The year our daughter was three, we had SEVEN Christmases.  All with the same people; we just changed houses.  It started on December 21st and culminated on January 1st.  By the seventh gift opening, our daughter curled herself in an Ikea doll bed as far away from the rest of us as a 24 foot room allowed.  She lay under her blanket in a too small bed, sucking on a fake baby doll bottle.  The family had to open all her presents.

Okay, stage set?  Do you see where I'm coming from?

Last year, Thanksgiving, we decided we were done having two of those.  For 22 years we would have one Thanksgiving in Seattle at 1:00 and drive to Portland to have the other one at 6:00.  Cray, cray, right?  We decided we were doing the alternating thing like most, normal, sane people do.

Cue the music.

Christmas 2014.  The invite came in for the January 1st gift opening.  Then came the invite for Christmas Day 2:00 dinner.  Then Christmas Eve dinner.  The first two are with the same people - just different houses.

I think we could have started a couple fights!
Okay, revolt time.  As a family (and since it was December 18th when we made this decision and there were no more rooms available in any respectable hotel in Costa Rica) we decided that Christmas Day was going to be OURS.

I know, I know; cherish these moments.  Family is family.  No one is going to live forever.  I get that.  We drove 300 miles every Christmas for six years, sometimes in blinding snowstorms,  because it was "Grandpa's last Christmas".  And finally, one year it was his last Christmas.  We were bitter that everyone else was in charge of our time and we felt we were guilted into this arrangement.

I made the announcement that we would not be joining my family at my brothers on December 19th, 2014 (at about 12:43, it was such a monumental announcement).  Word got out within a matter of minutes.  The inquest began.  Wait, what?  I'm sure you'll change your mind.  You should come anyway, just for a while (yeah an hour and a half away, no thanks) What are you going to do? (underlined with: make it a good reason)  If you change your mind...

We didn't change our mind.

Our teenager woke up at 10:30 am.  In years previous, we would have already rushed through the opening of our own stockings and presents, eaten breakfast at the in-laws, opening stocking there and be showered and ready to drive to the next Christmas.  By 10:30 am.
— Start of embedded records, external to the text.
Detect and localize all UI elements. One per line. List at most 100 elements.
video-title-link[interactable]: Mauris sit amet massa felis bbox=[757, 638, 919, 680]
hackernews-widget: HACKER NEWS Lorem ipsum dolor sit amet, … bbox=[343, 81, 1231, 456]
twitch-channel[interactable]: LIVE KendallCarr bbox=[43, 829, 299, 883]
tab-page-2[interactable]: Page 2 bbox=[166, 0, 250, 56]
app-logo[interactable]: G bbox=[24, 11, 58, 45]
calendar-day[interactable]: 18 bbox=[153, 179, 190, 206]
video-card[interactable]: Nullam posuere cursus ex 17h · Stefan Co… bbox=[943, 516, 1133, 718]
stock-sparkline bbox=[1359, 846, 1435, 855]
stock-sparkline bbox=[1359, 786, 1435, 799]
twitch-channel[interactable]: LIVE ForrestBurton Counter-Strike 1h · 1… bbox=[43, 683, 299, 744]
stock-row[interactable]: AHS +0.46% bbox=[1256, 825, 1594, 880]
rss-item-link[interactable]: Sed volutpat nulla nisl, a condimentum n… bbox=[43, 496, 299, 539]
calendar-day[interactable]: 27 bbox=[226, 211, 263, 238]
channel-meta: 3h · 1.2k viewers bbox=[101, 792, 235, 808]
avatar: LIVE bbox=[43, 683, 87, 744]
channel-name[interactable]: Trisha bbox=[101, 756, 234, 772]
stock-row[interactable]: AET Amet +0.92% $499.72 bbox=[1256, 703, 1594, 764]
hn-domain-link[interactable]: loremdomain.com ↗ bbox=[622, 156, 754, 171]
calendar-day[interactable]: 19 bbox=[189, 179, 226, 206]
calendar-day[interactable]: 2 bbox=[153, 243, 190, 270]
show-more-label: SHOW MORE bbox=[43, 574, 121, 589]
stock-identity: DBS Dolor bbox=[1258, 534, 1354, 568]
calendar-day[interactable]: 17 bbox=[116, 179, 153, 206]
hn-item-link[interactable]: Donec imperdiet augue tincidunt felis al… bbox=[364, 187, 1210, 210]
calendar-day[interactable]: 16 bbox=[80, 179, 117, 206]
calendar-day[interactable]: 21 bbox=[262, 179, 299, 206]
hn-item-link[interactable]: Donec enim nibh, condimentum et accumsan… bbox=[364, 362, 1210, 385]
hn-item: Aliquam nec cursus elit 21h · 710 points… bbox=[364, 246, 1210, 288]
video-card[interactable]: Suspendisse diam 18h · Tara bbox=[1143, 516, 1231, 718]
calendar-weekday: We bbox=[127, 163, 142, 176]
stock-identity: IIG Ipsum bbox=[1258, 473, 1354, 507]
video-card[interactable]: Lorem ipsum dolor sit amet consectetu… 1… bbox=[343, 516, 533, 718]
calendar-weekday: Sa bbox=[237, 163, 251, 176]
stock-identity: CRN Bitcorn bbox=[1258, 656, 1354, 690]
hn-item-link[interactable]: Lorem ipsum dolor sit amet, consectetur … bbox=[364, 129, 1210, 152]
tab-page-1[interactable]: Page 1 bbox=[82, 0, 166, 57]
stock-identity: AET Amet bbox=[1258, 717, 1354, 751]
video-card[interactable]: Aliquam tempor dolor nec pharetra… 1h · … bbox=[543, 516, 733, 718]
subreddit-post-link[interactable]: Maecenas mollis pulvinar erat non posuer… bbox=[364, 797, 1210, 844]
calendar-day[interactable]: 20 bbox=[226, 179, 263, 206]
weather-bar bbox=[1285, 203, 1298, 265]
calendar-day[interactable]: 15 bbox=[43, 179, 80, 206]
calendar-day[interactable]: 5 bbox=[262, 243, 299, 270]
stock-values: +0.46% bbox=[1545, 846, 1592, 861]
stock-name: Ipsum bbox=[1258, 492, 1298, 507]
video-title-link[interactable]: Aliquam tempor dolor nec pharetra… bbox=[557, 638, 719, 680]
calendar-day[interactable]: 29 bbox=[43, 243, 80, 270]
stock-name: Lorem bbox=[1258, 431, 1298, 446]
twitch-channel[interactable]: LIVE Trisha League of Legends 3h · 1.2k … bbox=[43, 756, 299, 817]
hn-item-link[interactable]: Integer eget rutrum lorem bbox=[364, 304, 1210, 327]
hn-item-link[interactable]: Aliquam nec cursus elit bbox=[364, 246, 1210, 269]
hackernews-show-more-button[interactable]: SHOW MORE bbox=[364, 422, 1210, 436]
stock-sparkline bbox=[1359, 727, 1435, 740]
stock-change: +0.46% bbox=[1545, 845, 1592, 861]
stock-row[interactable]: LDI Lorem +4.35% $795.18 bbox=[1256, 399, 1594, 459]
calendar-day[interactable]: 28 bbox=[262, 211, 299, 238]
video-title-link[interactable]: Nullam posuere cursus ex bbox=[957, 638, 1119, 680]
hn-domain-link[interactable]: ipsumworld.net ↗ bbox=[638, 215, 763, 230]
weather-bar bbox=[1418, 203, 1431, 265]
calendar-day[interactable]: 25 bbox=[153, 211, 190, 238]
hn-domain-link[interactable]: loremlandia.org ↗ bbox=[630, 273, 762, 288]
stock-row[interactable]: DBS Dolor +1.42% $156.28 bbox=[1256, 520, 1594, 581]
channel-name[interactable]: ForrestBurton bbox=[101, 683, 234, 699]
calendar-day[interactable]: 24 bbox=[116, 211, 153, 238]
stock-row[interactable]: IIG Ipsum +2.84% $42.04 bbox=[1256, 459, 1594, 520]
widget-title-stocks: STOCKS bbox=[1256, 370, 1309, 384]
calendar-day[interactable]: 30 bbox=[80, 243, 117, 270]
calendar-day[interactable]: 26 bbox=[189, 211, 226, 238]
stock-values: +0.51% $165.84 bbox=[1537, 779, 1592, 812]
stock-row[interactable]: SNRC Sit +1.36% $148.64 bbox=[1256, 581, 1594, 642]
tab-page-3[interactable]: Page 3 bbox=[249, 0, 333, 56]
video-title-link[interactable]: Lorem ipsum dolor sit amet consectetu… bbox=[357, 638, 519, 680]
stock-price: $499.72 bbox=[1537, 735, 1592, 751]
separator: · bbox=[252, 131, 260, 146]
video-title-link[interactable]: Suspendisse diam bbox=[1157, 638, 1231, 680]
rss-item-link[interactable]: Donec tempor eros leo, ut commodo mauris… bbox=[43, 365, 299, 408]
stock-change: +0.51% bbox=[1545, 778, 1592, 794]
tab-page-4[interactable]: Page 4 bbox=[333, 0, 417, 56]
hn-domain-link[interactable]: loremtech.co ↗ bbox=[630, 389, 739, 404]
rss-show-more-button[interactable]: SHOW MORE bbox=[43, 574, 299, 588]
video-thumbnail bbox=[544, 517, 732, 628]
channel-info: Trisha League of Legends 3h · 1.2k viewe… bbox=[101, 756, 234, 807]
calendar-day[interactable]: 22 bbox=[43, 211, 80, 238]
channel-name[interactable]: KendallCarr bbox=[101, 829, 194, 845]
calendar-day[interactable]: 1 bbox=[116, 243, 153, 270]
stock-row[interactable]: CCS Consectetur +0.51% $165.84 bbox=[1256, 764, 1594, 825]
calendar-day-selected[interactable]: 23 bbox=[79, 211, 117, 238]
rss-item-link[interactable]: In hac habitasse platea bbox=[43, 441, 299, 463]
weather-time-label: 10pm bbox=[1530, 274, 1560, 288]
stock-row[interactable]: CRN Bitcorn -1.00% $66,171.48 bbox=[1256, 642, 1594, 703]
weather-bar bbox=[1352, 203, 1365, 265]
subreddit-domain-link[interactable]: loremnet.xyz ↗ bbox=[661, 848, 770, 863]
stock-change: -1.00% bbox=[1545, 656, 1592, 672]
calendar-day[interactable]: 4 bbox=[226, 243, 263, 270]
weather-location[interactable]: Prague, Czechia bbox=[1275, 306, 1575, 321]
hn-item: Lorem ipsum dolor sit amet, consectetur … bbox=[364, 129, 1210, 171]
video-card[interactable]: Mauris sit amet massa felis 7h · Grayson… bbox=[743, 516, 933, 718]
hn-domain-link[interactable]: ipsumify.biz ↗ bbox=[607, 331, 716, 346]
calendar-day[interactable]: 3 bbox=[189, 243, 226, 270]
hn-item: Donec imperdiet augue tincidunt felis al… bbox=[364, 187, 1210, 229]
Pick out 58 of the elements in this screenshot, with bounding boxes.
We opened stockings and presents, made breakfast, went to our own corners to play with new toys, watched House Hunters International and Buying Islands, dressed and went to the 3:40 showing of the Hobbit.  We reaquainted ourselves with the X-Box and a new Lego Marvel game.
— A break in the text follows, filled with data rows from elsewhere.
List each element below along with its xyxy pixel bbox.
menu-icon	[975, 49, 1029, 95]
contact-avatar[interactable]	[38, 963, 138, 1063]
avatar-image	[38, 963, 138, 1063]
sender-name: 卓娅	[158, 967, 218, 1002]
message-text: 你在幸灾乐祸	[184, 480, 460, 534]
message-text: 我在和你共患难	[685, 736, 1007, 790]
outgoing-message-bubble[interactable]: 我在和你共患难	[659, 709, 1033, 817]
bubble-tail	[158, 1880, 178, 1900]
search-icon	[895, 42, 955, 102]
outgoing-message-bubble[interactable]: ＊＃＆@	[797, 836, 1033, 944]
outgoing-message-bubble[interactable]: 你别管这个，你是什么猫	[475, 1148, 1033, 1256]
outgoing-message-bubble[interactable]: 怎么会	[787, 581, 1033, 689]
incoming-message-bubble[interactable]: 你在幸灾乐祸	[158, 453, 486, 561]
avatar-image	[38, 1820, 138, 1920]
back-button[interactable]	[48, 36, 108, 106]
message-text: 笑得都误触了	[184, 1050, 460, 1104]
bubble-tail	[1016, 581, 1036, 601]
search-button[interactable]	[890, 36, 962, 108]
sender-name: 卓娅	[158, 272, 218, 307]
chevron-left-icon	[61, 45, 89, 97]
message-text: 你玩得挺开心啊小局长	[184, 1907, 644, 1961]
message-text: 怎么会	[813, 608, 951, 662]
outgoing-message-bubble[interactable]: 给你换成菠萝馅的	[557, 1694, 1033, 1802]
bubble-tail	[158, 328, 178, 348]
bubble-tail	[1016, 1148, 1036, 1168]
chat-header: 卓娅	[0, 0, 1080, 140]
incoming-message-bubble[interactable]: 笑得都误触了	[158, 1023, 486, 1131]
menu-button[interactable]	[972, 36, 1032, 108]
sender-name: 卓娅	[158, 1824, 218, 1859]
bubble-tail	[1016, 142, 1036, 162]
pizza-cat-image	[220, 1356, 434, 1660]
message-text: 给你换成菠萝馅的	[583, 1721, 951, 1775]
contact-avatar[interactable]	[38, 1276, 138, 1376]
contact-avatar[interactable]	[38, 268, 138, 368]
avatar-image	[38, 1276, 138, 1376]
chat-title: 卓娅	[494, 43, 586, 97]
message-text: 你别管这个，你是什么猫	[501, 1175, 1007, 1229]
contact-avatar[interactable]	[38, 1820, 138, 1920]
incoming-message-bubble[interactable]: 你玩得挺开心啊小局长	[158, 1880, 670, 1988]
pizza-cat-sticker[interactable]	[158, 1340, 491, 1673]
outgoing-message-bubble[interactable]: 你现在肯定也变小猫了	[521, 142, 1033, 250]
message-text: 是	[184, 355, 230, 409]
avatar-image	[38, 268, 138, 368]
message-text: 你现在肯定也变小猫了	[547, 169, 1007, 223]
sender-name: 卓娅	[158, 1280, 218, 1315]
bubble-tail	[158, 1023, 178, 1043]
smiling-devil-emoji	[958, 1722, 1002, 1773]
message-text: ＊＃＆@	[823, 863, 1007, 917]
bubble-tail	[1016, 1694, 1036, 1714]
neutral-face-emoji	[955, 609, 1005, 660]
Serious Lego Game going on here...
We had Chicken Noodle Soup for Dinner.


Or so we thought until we brought it up to church.  During the meet and greet, we were asked what we did for Christmas.  We told them (it's church, you can't lie).  The husband was fascinated.  The wife was amazed.

They wanted to be us.

The simplicity.  The lack of stress.   No schedule.  No guilt. The fact that we were our own unit.

We will go to the traditional gift opening on New Years Day.  It will be fun and I will enjoy it more now that I'm not bitter about someone else deciding what I am going to do with my time.